O juiz da execução determina a penhora de ativos financeiros via sistema Sisbajud, bloqueando saldos bancários e investimentos do antigo dono. A falta de defesa jurídica tempestiva pode levar à expropriação definitiva dos valores depositados.
Para compreender os riscos jurídicos e financeiros da omissão de transferência, examine os parâmetros comparativos na tabela a seguir:
| Situação | Responsabilidade por Multas | Risco Financeiro |
|---|---|---|
| Comunicação Feita (Art. 134) | Exclusiva do comprador | Nulo (bloqueio de CNH impedido) |
| Sem Comunicação no Detran | Solidária (antigo dono responde) | Altíssimo (penhora Sisbajud e suspensão de CNH) |
Como a jurisprudência do STJ protege o vendedor que comprova a tradição?
O Superior Tribunal de Justiça (STJ) mitiga o rigor do Artigo 134 quando o vendedor comprova judicialmente a tradição real do veículo (a entrega das chaves e do bem) em data anterior às infrações cometidas.
Pela tese consolidada do STJ, comprovada a alienação e a posse do comprador, afasta-se a responsabilidade do vendedor por infrações de trânsito e pontuações na CNH, permitindo o cancelamento do processo de suspensão da carteira de motorista.
Quais medidas judiciais devem ser tomadas para desbloquear as contas e a CNH?
O vendedor lesado deve ajuizar uma Ação de Obrigação de Fazer cumulada com Exclusão de Pontuação em face do comprador e do Detran. O objetivo é transferir compulsoriamente o prontuário do carro e suspender as execuções fiscais.

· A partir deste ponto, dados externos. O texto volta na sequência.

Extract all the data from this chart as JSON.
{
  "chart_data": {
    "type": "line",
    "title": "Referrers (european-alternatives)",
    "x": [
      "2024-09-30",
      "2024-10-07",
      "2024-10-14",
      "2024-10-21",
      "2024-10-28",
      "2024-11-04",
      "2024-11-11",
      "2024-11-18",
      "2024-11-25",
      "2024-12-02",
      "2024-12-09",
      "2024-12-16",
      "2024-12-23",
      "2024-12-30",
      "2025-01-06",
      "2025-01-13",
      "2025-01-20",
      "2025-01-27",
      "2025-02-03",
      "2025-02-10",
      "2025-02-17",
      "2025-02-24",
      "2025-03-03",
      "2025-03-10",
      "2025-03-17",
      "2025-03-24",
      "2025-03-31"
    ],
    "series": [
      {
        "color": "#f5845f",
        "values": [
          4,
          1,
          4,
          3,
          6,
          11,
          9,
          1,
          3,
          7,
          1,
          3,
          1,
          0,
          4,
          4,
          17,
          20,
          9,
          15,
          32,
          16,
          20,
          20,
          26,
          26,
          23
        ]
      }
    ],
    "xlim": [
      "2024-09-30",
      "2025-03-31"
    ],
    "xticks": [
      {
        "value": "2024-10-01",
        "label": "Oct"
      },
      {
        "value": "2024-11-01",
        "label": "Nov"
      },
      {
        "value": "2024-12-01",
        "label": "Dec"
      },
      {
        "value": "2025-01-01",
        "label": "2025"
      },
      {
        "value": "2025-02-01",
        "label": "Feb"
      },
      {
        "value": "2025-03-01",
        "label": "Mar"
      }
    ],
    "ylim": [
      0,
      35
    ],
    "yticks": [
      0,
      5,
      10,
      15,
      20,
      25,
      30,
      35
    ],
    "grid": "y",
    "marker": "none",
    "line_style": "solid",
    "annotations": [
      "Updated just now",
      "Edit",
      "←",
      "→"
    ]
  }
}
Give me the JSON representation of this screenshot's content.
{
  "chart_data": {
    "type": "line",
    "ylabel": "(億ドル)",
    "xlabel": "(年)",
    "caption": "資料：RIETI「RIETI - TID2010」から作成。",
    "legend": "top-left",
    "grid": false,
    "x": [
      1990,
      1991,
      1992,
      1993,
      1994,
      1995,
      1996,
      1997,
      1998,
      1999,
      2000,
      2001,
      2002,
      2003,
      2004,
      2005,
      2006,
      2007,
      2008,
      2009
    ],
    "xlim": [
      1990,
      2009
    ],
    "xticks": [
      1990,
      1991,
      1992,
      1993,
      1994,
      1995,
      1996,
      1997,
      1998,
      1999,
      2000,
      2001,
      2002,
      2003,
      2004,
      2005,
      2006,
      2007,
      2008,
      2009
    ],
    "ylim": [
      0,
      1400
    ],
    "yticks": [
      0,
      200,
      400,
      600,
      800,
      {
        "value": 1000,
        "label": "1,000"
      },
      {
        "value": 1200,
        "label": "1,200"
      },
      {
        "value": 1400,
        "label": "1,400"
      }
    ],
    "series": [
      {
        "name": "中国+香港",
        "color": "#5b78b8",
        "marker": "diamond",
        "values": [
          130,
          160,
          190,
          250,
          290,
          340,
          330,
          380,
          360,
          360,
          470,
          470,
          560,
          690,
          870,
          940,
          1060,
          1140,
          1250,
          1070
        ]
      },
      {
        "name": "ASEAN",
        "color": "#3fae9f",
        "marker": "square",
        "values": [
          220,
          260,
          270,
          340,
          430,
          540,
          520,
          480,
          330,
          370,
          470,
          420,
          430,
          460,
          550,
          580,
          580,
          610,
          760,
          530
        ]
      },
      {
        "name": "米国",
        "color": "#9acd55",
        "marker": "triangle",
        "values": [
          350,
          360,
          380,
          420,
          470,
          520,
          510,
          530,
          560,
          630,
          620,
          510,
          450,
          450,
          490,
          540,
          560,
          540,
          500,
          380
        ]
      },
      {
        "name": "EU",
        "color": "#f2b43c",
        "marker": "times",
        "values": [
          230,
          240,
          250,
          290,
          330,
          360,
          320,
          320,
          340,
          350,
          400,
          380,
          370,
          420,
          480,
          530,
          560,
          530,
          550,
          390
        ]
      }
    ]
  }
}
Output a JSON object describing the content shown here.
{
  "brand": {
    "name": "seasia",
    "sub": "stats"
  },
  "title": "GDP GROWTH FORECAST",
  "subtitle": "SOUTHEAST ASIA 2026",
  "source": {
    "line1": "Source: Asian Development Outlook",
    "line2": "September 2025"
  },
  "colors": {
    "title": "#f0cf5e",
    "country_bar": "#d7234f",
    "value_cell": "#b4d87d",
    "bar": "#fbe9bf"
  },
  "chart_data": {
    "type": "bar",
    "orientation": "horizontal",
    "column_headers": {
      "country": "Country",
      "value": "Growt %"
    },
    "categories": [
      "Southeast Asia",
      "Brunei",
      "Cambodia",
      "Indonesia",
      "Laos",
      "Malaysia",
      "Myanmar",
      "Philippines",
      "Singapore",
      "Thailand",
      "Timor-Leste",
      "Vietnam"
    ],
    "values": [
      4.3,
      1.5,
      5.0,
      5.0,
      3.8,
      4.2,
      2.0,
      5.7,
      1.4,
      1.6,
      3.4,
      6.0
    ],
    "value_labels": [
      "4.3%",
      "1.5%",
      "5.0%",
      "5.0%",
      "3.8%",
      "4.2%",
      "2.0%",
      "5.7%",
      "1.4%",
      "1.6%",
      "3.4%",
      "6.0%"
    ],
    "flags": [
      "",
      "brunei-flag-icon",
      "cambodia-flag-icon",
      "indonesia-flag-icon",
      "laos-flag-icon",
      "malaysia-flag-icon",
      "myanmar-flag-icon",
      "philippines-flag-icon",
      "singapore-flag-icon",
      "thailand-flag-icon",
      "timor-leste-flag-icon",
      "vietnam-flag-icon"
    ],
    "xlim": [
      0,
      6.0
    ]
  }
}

Para comprovar a venda perante o juiz e obter liminar de desbloqueio de contas, reúna os seguintes documentos:
- 📄 Contrato de compra e venda: Documento particular ou recibo de sinal com assinaturas e dados do comprador.

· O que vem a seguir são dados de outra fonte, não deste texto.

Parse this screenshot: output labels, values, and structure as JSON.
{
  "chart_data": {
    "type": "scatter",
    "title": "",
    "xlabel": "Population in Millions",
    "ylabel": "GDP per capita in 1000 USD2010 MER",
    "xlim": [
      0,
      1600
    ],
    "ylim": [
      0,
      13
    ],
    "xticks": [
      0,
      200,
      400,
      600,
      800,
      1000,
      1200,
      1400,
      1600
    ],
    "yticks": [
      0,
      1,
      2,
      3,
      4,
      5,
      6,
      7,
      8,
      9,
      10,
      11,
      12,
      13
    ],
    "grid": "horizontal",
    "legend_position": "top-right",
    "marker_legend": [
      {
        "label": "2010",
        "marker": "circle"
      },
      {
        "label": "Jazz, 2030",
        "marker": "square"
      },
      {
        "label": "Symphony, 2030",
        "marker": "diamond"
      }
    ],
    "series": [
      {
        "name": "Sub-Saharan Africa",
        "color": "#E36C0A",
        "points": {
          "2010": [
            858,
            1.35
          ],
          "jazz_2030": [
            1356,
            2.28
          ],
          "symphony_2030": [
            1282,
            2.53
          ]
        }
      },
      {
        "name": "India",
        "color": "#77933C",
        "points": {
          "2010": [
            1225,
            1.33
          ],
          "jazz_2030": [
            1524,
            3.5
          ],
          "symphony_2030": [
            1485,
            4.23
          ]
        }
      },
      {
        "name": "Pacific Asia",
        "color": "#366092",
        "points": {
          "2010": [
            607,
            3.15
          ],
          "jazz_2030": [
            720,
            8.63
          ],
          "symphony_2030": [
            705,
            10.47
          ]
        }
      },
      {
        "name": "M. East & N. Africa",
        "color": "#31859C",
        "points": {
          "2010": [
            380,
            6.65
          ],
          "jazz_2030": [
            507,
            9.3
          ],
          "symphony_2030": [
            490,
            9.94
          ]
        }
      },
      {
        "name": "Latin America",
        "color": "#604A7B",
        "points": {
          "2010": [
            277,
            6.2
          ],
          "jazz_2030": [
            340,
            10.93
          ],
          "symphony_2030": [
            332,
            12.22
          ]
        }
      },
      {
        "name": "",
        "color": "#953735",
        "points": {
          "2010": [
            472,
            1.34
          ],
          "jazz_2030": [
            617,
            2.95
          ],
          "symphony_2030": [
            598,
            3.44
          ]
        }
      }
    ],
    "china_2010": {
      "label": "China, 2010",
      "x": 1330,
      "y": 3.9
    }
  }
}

- 💳 Comprovante bancário de recebimento: Extrato da conta demonstrando a entrada do valor pago pelo veículo.
- 💬 Mensagens e conversas: Trocas de mensagens de texto comprovando a entrega das chaves e do automóvel.
Quais as principais dúvidas sobre venda não comunicada de veículos?
A regularização retroativa e a cobrança regressiva de débitos geram dúvidas frequentes entre ex-proprietários. Esclareça os principais pontos técnicos a seguir.
📋 Perguntas Frequentes
Orientações jurídicas sobre responsabilidade de trânsito
A formalização da venda no Detran é a única proteção jurídica contra multas e execuções fiscais geradas por novos compradores. Comprovar a tradição do bem em juízo afasta a solidariedade e restabelece a CNH e as finanças do antigo proprietário.